Nine Mass Audubon travelers, joined Mass Audubon ornithologist, Wayne Petersen and local expert, Woody Wheeler in the northwestern corner of the United States at a perfect time of year to appreciate flowers in riotous color, birds in the midst of nesting, and a variety of mammal species going about their daily routines. Merely being in the presence of such iconic (if not controversial) species as tiny Marbled Murrelets and reclusive Spotted Owls – both pawns in the long-standing battle to conserve old-growth forests in the Northwest – was in itself a humbling experience. Add to this the opportunity to observe many of the more common signature species of these magnificent forests – Pacific-slope Flycatcher, Steller’s Jay, Chestnut-backed Chickadee, Pacific Wren, and Townsend’s Warbler – only enhanced their appreciation of this spectacular ecosystem.

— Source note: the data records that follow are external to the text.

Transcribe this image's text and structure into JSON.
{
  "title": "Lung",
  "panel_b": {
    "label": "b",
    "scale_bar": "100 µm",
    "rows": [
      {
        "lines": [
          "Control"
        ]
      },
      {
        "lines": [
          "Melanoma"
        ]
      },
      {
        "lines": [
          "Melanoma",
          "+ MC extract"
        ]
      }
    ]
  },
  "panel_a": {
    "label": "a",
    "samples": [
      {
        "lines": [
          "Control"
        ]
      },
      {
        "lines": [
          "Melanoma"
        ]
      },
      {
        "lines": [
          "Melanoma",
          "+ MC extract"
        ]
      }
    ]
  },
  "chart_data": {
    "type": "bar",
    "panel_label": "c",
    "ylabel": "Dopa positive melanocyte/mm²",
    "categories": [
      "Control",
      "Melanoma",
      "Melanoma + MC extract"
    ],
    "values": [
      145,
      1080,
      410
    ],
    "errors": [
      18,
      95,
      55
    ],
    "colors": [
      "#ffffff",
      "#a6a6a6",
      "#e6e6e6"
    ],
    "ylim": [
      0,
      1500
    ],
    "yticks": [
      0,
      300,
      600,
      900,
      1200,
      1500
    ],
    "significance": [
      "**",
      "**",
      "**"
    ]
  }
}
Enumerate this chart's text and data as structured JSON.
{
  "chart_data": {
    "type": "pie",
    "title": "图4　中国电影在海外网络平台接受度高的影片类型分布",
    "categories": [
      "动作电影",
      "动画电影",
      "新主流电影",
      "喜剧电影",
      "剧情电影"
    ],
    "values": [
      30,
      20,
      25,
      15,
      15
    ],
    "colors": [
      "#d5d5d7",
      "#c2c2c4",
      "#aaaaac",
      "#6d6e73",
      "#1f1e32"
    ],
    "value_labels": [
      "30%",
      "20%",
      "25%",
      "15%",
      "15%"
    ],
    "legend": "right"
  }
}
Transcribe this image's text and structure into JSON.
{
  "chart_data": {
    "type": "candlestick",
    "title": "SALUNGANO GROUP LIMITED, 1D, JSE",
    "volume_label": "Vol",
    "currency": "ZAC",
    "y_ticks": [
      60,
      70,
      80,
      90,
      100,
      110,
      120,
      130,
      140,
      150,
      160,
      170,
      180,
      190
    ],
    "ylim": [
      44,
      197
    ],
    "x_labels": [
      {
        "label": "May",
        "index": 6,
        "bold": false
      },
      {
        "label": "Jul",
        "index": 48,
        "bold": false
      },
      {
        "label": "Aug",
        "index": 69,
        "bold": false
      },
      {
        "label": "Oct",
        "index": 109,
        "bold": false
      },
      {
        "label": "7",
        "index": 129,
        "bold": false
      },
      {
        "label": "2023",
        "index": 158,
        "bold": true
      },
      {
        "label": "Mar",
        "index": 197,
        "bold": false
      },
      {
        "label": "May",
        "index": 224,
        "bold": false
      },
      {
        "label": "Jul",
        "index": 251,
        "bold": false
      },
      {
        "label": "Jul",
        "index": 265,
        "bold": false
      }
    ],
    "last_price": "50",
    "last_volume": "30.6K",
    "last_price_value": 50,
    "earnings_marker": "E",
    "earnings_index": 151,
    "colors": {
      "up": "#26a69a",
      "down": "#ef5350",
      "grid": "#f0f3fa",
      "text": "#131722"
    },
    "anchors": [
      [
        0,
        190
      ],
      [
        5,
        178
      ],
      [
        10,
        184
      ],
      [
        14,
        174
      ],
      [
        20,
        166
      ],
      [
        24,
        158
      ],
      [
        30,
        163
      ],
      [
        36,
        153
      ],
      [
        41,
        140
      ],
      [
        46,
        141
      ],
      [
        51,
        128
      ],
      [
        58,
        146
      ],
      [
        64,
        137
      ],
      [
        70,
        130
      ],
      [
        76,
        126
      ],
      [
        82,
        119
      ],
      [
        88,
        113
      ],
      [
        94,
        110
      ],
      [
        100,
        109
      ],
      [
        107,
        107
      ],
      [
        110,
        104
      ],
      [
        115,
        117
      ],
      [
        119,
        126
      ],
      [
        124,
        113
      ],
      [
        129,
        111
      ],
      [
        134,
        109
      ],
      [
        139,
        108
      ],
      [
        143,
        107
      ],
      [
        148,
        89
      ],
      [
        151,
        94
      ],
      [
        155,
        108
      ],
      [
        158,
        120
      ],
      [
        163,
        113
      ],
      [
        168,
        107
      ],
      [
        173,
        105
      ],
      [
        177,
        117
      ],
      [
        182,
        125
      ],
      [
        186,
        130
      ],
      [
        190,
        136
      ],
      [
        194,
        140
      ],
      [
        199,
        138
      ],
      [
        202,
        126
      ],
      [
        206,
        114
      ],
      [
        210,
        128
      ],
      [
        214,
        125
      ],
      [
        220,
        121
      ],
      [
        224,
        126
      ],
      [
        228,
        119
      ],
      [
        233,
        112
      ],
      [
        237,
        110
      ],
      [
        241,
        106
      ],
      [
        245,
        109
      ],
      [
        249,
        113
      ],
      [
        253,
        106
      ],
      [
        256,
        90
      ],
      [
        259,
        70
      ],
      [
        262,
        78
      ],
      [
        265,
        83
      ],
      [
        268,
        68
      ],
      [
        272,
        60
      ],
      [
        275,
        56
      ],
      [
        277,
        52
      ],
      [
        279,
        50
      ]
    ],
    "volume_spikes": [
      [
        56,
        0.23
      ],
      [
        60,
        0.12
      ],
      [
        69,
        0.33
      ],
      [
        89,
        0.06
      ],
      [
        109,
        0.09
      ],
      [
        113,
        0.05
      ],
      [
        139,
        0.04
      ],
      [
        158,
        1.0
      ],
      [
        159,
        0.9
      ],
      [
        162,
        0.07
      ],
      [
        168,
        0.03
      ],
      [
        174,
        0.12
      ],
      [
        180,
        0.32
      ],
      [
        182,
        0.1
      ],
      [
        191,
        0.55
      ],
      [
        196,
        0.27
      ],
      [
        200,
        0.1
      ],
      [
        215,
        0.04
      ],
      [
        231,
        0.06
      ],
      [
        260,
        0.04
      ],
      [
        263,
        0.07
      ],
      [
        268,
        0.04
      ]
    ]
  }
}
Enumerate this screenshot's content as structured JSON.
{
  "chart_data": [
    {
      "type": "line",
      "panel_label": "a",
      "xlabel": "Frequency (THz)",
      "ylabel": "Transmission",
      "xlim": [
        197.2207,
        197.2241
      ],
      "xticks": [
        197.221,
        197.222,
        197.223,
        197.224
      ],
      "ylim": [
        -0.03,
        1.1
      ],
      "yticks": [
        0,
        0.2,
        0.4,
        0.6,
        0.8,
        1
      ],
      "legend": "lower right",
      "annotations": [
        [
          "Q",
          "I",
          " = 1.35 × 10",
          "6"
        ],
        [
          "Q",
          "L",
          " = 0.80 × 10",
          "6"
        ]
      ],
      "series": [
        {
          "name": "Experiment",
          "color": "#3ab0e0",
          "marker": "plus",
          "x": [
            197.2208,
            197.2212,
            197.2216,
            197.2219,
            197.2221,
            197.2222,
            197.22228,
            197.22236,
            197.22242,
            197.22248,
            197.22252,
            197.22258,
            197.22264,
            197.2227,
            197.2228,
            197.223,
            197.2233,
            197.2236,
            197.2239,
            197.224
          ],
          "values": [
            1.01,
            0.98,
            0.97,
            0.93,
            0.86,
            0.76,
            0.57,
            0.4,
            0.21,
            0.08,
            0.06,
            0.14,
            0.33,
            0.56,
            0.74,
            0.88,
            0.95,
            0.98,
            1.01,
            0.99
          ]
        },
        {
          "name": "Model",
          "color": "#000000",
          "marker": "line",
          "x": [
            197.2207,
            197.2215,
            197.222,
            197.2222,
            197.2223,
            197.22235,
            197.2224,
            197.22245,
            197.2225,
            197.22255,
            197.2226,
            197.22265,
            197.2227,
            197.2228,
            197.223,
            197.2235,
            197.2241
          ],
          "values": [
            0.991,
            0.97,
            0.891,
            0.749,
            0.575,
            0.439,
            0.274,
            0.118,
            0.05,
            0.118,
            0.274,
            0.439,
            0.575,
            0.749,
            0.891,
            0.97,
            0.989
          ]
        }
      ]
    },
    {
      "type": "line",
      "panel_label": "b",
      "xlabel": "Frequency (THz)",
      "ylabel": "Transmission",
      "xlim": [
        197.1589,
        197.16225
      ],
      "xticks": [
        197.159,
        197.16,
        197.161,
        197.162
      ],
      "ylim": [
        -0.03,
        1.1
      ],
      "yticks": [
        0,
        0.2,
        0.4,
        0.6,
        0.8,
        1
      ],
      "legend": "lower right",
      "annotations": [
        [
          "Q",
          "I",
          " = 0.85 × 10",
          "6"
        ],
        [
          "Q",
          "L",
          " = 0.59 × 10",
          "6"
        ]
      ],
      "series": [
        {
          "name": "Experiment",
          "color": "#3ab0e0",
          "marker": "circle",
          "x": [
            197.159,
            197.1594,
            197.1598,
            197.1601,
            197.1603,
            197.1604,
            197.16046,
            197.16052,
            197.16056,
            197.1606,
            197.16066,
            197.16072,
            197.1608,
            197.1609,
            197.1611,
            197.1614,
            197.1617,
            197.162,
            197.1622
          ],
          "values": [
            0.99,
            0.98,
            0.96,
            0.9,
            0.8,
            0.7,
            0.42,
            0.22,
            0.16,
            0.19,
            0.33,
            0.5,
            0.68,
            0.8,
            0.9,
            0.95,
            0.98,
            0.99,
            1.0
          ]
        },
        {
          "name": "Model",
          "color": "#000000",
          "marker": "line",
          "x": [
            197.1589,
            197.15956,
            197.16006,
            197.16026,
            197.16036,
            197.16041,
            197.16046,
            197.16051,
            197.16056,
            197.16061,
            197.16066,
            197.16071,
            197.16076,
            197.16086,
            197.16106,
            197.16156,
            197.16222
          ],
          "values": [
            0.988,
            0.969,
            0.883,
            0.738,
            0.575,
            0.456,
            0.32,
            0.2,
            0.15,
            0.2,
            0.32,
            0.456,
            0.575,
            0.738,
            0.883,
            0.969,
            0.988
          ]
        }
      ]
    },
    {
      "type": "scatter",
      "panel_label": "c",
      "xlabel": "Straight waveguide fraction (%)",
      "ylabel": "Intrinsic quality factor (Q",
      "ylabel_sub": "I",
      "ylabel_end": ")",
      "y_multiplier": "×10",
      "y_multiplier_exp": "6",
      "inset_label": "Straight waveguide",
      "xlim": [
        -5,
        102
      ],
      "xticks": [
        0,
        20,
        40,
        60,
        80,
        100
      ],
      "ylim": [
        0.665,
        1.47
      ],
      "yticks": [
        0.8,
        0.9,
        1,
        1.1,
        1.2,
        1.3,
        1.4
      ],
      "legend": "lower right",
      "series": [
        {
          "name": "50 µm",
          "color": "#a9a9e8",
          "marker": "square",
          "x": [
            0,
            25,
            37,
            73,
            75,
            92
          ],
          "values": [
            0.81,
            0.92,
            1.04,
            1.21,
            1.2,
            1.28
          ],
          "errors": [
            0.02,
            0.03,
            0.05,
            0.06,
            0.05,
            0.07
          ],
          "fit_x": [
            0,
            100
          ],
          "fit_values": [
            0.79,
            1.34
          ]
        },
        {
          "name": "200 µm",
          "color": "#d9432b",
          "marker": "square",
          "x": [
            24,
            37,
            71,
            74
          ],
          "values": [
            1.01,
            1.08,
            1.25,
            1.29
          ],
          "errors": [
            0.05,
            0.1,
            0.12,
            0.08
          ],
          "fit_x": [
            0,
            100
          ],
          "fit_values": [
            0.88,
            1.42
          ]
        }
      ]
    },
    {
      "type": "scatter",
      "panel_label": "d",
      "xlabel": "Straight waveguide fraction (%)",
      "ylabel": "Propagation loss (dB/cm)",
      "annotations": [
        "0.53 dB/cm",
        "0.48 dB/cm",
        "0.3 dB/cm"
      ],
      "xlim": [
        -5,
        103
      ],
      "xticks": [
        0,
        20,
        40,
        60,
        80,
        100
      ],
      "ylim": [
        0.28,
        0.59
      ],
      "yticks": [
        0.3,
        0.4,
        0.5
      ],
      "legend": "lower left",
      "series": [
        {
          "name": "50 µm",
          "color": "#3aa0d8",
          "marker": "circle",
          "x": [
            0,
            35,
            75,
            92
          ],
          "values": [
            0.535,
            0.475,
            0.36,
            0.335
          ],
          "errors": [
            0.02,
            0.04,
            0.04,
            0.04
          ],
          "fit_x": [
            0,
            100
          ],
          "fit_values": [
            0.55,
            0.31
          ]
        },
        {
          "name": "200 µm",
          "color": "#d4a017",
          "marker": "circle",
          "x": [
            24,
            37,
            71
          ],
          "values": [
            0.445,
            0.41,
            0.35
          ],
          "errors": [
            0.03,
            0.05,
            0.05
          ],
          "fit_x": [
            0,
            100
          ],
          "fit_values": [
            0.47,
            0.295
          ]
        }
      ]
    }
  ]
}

The coastal areas where thick with a variety of seabirds and other waterbirds, some northward bound to boreal or Arctic breeding grounds, and others already established on their home turf. Surf Scoters, Red-throated and Pacific loons, and Whimbrels were headed for Alaska or interior Canada, while Black Oystercatchers, Glaucous-winged Gulls, and Rhinoceros Auklets were already in the throes of nesting on the Washington coast. Among the more notable coastal experiences were a fortuitous encounter with a seasonally unusual Glaucous Gull and the chance to leisurely observe several low-foraging Black Swifts on Whidbey Island.

The group’s impressive mammal list was highlighted by the sight of a small herd of Roosevelt Elk – an indigenous subspecies of the American Elk (Wapiti) found only in the Pacific Northwest – and for some of the group, an intimate study of a Mountain Beaver (aka Aplodontia or Sewellel) on our Hurricane Ridge excursion. This strange little burrowing animal is considered the most primitive rodent in the world and is unique in regularly eating its own feces as a way to increase nutrient extraction from its notably unpalatable and low nutrition diet. Is this too much information?

The group also engaged former Mass Audubon colleague, Peter Dunwiddie, for a time to share his extensive botanical knowledge as they explored the lovely Ebey Bluff area. A number of rare and local plant species inhabit this spectacular coastal reserve.

Overall, this was a memorable trip for all in this fun and enthusiastic group.